I have seen a large number of F3200 “suspecting replicated data” warnings, most of them spurious. HDH eliminated about 90% of the unnecessary F3200 warnings by providing an option to issue no F3200’s for 0-D variables. Even so, in my experience the majority of F3200’s have been spurious.
The F3200 exception is based on a comparing few indicators such as mean and maximum. For my own use, I wrote (in Python) a filter to read the suspect data a second time and compare the entire data arrays, item by item. For the comparison I used the method favored by numerical analysts and implemented by the function numpy.ma.allclose(): scalars a and b are close if |a-b|<atol+rtol*max(a,b). My default tolerances are atol=1.e-9 and rtol=1.e-6, but any small numbers would work. So far I have sent hundreds of data sets through this filter, and now I have zero spurious warnings.
I think that a better place for this second-pass check would be the QC tool.
#1 Updated by Heinz-Dieter Hollweg over 8 years ago
- Status changed from New to In Progress
The approach used in the QC to detect replicated records is not robust in an absolute sense, I agree.
Already two almost identical records with only two grid-cell values swapped would fail.
The reason for implementing it this way was firstly to be quick and secondly to hold across different sub-temporal files.
The hope was that global fluctuations were such high preventing false alarms. Unfortunately, there are variables with
only a few valid grid-cell values, e.g. some kind of snow/ice properties.
The numpy.ma.allclose algorithm is robust as there are others, too. But, it does not function across different sub-temporal
files which are quiet common; the QC does not know sub-temporal files, but the current one it is checking. Additionally,
the expenditure of time would be rather high for always opening all previous records at each current record.
I would like to propose to calculate a checksum (md5) of each record and compare these. The checksums of previous
sub-temporal files would be stored additionally in the qc<filename>.nc result file.

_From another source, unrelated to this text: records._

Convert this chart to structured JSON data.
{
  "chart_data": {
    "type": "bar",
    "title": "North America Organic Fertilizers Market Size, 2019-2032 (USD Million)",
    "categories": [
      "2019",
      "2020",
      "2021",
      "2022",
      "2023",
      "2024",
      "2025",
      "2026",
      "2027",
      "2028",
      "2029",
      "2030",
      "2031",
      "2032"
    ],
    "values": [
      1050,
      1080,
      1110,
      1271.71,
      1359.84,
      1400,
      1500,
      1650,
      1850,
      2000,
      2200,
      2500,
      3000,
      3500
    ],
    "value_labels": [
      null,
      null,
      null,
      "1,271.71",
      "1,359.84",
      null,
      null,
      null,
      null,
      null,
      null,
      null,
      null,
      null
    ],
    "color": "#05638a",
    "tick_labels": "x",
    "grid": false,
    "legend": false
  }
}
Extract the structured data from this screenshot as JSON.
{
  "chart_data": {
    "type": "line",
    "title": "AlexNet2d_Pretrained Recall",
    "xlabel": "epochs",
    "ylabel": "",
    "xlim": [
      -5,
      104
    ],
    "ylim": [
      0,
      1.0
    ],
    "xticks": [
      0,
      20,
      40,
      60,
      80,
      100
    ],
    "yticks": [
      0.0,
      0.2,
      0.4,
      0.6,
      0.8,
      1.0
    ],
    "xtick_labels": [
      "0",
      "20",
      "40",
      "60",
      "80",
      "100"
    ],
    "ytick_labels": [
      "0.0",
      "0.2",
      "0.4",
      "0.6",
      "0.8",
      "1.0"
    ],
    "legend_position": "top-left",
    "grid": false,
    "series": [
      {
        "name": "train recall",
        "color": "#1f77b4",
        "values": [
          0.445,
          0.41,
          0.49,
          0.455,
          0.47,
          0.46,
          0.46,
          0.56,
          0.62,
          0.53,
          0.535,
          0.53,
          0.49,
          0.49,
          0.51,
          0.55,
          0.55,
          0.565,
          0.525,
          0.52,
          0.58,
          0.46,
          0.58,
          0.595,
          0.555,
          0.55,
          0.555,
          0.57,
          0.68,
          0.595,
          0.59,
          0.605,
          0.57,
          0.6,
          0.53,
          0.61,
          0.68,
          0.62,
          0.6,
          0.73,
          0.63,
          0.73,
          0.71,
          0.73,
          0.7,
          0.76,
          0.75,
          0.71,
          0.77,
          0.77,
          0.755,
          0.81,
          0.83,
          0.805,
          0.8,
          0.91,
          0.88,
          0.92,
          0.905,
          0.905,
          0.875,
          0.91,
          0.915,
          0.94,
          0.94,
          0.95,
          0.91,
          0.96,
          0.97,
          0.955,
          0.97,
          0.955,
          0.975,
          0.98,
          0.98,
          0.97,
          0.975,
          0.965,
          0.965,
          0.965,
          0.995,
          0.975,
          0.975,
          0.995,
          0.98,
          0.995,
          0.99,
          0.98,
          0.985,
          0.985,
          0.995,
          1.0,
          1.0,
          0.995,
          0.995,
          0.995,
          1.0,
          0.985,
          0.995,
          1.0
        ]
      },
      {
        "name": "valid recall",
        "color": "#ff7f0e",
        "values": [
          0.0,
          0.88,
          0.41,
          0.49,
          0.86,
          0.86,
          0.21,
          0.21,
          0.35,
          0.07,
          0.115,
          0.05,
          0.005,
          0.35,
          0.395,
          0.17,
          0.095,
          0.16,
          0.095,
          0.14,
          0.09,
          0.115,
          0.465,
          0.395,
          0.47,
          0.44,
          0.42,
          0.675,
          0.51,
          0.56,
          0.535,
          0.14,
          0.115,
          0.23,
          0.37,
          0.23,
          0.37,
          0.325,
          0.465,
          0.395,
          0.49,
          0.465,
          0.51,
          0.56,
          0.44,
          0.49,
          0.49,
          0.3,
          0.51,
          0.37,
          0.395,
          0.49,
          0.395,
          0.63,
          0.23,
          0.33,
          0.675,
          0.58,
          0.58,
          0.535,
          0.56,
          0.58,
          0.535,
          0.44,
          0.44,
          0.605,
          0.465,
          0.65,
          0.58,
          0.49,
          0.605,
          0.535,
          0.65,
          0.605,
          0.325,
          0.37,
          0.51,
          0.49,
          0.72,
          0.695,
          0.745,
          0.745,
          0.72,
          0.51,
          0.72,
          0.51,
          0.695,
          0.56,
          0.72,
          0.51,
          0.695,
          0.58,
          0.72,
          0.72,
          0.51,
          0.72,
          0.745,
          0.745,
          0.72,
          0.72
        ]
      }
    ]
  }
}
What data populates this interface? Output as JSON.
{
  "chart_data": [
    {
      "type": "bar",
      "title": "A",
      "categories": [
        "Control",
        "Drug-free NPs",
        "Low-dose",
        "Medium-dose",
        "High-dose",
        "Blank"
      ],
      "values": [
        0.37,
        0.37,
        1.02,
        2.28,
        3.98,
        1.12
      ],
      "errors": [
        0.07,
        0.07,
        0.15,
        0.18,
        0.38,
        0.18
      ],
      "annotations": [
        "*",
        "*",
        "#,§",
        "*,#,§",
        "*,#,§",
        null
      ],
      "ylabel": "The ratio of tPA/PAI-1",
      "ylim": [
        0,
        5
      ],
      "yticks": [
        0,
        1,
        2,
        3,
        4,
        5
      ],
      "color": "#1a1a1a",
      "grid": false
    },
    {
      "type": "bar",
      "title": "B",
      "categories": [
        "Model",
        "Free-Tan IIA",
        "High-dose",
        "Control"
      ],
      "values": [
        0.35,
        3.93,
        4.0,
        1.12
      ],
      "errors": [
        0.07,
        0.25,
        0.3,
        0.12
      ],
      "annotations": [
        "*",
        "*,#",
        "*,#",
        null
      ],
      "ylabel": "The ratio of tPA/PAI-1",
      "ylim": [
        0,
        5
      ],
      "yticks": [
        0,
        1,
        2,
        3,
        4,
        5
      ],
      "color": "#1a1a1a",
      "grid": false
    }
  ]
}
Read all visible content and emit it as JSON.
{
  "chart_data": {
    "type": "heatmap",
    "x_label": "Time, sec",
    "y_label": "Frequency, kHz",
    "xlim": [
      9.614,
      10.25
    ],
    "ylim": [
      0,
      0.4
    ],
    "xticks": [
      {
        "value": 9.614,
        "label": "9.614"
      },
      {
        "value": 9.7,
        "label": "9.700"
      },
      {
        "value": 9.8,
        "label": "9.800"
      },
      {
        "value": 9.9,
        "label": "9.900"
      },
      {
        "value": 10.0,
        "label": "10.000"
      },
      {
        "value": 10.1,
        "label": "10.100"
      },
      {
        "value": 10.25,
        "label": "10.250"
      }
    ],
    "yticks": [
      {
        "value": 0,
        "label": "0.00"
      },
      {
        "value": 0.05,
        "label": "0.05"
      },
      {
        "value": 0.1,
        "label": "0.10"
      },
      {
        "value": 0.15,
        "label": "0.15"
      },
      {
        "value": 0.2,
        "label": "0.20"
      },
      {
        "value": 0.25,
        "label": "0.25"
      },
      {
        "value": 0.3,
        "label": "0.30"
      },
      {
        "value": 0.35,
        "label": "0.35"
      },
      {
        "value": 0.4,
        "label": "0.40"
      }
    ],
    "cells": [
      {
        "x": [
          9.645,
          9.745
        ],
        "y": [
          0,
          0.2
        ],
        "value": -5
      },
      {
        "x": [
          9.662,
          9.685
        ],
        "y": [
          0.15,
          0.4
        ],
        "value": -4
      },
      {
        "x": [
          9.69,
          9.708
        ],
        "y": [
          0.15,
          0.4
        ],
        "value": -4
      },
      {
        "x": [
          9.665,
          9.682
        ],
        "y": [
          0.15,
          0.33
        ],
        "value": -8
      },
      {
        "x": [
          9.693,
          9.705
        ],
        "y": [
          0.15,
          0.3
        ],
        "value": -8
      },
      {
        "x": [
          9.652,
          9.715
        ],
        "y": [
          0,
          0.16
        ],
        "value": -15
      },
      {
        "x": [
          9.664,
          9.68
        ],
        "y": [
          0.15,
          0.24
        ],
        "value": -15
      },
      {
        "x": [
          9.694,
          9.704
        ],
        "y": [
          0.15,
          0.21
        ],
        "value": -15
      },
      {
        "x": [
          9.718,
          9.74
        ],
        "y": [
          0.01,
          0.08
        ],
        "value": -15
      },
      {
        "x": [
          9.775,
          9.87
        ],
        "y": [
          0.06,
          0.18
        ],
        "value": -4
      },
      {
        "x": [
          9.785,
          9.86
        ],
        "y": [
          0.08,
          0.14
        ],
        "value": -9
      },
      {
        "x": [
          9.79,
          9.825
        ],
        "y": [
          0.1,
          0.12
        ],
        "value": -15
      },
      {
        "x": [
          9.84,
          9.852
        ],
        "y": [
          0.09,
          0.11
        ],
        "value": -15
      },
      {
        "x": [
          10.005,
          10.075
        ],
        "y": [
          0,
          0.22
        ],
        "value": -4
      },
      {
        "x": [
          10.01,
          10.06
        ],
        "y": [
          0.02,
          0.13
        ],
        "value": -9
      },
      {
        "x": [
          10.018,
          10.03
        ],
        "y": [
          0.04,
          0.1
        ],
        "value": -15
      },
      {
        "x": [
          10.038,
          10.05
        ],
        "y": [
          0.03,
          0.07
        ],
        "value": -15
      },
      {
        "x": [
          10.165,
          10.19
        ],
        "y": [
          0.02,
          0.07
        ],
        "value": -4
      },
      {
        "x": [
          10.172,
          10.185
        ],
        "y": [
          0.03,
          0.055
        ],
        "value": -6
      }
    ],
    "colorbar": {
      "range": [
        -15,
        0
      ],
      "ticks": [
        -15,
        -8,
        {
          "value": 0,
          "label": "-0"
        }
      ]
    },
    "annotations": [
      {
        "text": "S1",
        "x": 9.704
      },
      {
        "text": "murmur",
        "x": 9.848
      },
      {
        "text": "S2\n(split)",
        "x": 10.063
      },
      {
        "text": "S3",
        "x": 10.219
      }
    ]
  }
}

#2 Updated by Jeffrey Painter over 8 years ago
The existing replication check works well as a first pass. I have found the detailed direct check useful only as a second pass, for removing spurious results. I agree that it would be impossibly slow to do a detailed comparison of all pairs of records! I was only suggesting the use of a detailed check as the second pass of a two-pass algorithm.
Checksums are a good idea. The tricky part is for floating-point numbers where bit-for-bit agreement may not be the only relevant kind of identity. Maybe some kind of rounding could be part of a checksum-based algorithm.